Fear Is Just a Guest
- Gil Rosa
- Jul 17
- 2 min read
Treating fear like a visitor at the tea table, offering it a seat, but never letting it run the house.
There are days when fear arrives before I do.
It slips in quietly sometimes as dread before a meeting,
other times, as the heavy silence behind a deadline
or the tangled knot before an introduction.
I used to think fear was a wall.
If I could push hard enough,
I could break through, leave it behind, be done with it.
But Zen teaches otherwise:
Fear is not an enemy.
It's not even permanent.
It's a guest, unexpected, uninvited, but not unmanageable.
Picture a small, quiet tea house at the edge of the world.
You sit cross-legged, warm cup in hand, and fear shuffles in.
You don't slam the door or pretend you're not home.

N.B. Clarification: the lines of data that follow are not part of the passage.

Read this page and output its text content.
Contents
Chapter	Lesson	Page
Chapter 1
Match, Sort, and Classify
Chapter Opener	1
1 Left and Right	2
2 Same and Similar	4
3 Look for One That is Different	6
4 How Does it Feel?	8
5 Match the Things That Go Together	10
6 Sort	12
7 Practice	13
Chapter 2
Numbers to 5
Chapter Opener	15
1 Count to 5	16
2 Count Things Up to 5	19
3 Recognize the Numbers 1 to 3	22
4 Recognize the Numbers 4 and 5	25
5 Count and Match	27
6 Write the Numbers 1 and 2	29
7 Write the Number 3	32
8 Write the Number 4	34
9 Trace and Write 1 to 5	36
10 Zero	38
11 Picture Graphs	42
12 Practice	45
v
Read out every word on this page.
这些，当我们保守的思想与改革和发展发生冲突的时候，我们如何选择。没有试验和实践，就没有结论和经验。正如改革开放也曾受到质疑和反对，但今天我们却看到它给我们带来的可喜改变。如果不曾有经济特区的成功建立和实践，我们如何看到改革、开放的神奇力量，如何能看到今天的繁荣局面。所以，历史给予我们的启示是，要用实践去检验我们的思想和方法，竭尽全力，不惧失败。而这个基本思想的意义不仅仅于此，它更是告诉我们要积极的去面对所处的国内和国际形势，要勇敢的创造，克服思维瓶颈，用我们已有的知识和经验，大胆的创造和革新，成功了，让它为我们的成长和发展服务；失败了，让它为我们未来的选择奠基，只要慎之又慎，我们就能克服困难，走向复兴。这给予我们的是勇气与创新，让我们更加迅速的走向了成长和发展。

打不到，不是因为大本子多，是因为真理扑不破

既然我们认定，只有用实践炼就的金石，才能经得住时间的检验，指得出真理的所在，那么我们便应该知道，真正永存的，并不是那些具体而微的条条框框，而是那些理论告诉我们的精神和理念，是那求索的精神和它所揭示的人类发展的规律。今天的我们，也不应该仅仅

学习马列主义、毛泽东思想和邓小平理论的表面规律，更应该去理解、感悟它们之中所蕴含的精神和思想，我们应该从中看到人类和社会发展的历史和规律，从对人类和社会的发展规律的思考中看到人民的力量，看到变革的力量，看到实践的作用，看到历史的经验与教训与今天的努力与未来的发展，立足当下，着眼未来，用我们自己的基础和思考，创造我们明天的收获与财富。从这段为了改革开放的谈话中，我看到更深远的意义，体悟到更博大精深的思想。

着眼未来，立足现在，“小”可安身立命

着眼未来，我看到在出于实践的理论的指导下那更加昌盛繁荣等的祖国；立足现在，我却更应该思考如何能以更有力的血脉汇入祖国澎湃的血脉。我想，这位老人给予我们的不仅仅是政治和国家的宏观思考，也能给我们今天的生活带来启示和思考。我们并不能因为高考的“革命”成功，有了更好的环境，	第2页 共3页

You pour fear a cup. You let it sit across from you.
You listen.
Sometimes, it has something to say:
"You might fail."
"They might laugh."
"What if you're not enough?"
Let it speak. Let it finish.
Notice the way it leans in, hungry for attention,
Sure it has the final word.
But here's the trick,
You don't have to take orders from a guest.
Fear can sip tea,
but it doesn't get to choose the conversation,
set the agenda, or lock the door behind you.
Yesterday, standing before a room of strangers,
I felt fear's cold hand on my shoulder.
My name caught in my throat.
I breathed. I bowed inside myself.
I let fear have its seat,
and then I spoke anyway.
And the world did not end.
No one fled the room.
My life remained intact.
Deadlines, too.
For weeks, fear built up the consequences of waiting,
of not finishing, of not starting at all.

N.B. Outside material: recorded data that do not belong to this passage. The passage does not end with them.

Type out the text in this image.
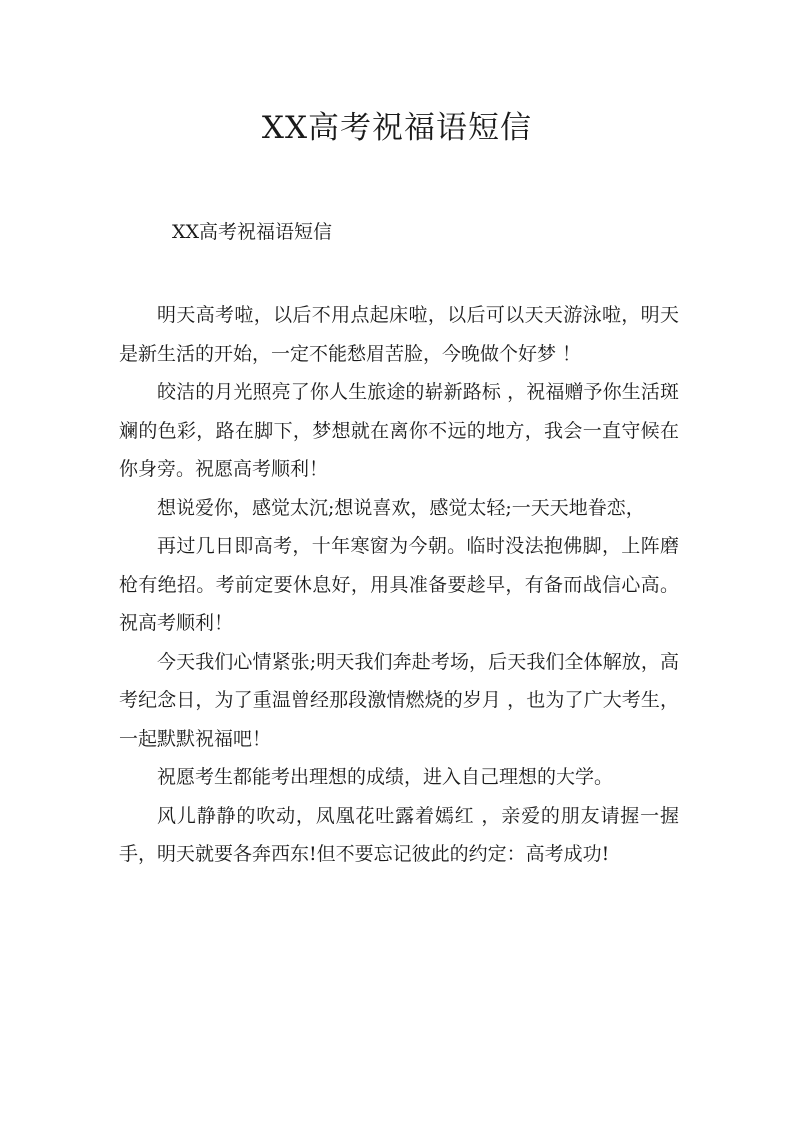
XX高考祝福语短信

XX高考祝福语短信

明天高考啦，以后不用点起床啦，以后可以天天游泳啦，明天是新生活的开始，一定不能愁眉苦脸，今晚做个好梦 ！

皎洁的月光照亮了你人生旅途的崭新路标 ，祝福赠予你生活斑斓的色彩，路在脚下，梦想就在离你不远的地方，我会一直守候在你身旁。祝愿高考顺利！

想说爱你，感觉太沉;想说喜欢，感觉太轻;一天天地眷恋，

再过几日即高考，十年寒窗为今朝。临时没法抱佛脚，上阵磨枪有绝招。考前定要休息好，用具准备要趁早，有备而战信心高。祝高考顺利！

今天我们心情紧张;明天我们奔赴考场，后天我们全体解放，高考纪念日，为了重温曾经那段激情燃烧的岁月 ，也为了广大考生，一起默默祝福吧！

祝愿考生都能考出理想的成绩，进入自己理想的大学。

风儿静静的吹动，凤凰花吐露着嫣红 ，亲爱的朋友请握一握手，明天就要各奔西东!但不要忘记彼此的约定：高考成功!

When I finally moved, sent the email, made the call, wrote the first awkward line.
Nothing collapsed but the illusion that fear was in charge.
Fear comes and goes.
The door is always open.
Let it pass through.
Impermanence is the hidden gift:
Every feeling, even the sharp ones, is just visiting.
So pour another cup.
Take your seat.
Do the work with fear, sitting quietly beside you
and watch how small it looks in the light.
This is what masters do. Builders, designers, creators, everyone with something to lose, learn to let fear visit, but never let it lead. That's the practice.
Field Note:
You can't stop fear from knocking, but you can choose who answers the door. This is the way of mastery.